Quando li Jane Austen, achei que tinha encontrado o que há de melhor na literatura inglesa da primeira metade do século XIX. Não nego que seus livros são esplêndidos; entretanto, a obra-prima de Charlotte Brontë, Jane Eyre, ultrapassou infinitamente minhas expectativas. Nesta narrativa inigualável, acompanhamos a autobiografia angustiante de Jane, desde sua infância órfã sob os tratos de uma tia cruel, passando por um internato, até, aos dezenove anos, ser contratada como governanta pelo severo Sr. Rochester. Um homem orgulhoso e não particularmente bonito (ela também não o é), na presença de Jane ele revela, por trás de um espírito conturbado, um fundo de bondade que a atrai. Mas há dificuldades além das diferenças, substanciais por si mesmas, de classe e de idade entre os dois: um segredo terrível esconde-se em Thornfield Hall…

Enfrentando as mais extenuantes reviravoltas do destino, Jane atesta coragem, fortaleza, integridade: por mais que lhe custe imensamente, nunca perde de vista sua noção da própria dignidade, seus princípios e sua confiança em Deus.

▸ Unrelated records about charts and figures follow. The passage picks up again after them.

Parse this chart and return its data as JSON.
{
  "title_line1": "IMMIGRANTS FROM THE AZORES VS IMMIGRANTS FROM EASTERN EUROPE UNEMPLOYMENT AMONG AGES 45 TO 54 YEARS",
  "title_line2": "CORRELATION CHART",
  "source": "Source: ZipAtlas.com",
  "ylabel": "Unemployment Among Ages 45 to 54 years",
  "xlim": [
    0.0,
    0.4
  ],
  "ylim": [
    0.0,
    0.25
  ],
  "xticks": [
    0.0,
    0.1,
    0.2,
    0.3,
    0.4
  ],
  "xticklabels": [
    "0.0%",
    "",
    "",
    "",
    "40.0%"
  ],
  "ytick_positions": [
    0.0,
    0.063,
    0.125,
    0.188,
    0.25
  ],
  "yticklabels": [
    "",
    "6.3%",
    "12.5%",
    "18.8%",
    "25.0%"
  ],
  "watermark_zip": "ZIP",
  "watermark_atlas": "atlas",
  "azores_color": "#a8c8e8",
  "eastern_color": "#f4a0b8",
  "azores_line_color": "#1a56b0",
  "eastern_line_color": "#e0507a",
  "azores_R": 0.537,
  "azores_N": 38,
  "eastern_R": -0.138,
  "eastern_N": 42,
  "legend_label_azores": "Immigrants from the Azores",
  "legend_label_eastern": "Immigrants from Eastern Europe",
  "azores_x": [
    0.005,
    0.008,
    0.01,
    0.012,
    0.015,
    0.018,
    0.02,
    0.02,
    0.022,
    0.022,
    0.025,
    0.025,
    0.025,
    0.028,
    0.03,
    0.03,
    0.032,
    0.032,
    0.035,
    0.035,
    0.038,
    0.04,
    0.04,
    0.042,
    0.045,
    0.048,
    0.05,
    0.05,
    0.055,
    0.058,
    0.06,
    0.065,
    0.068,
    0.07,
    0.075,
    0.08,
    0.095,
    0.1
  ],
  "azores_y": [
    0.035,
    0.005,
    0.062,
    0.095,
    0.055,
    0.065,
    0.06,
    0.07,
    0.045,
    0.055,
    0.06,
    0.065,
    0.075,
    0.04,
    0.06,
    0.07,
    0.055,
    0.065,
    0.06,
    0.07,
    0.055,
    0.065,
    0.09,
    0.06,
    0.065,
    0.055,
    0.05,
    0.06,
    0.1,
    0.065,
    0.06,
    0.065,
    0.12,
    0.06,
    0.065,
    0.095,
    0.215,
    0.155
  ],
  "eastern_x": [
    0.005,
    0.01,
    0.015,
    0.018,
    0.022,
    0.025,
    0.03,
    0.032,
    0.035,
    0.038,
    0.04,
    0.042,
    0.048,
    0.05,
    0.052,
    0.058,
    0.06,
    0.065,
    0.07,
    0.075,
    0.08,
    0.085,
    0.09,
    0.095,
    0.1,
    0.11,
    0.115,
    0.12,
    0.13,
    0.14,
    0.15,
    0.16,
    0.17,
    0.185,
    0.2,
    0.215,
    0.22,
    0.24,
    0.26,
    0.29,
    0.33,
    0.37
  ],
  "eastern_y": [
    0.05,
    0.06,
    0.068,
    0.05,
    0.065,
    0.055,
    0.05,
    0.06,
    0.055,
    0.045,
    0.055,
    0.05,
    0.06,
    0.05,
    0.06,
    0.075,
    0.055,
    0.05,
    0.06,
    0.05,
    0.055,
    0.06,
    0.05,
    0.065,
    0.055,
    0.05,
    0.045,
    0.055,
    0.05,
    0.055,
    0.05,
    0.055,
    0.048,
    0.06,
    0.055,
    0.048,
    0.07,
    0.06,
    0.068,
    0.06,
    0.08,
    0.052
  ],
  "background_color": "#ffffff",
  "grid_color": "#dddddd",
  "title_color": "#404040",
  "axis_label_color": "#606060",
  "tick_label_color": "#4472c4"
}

Uma personagem de admirável força de caráter, que, amando intensamente, não busca justificar o egoísmo nem a imoralidade. Uma heroína cujo grande mérito é o inabalável respeito que mantém por si mesma.

O romance é relativamente longo – em torno de quinhentas páginas –, mas garanto que, ao terminar, deseja-se que seu tamanho fosse o triplo do que é. Um enredo envolvente, um estilo irresistível e personagens brilhantes: impossível não se apaixonar por Jane Eyre!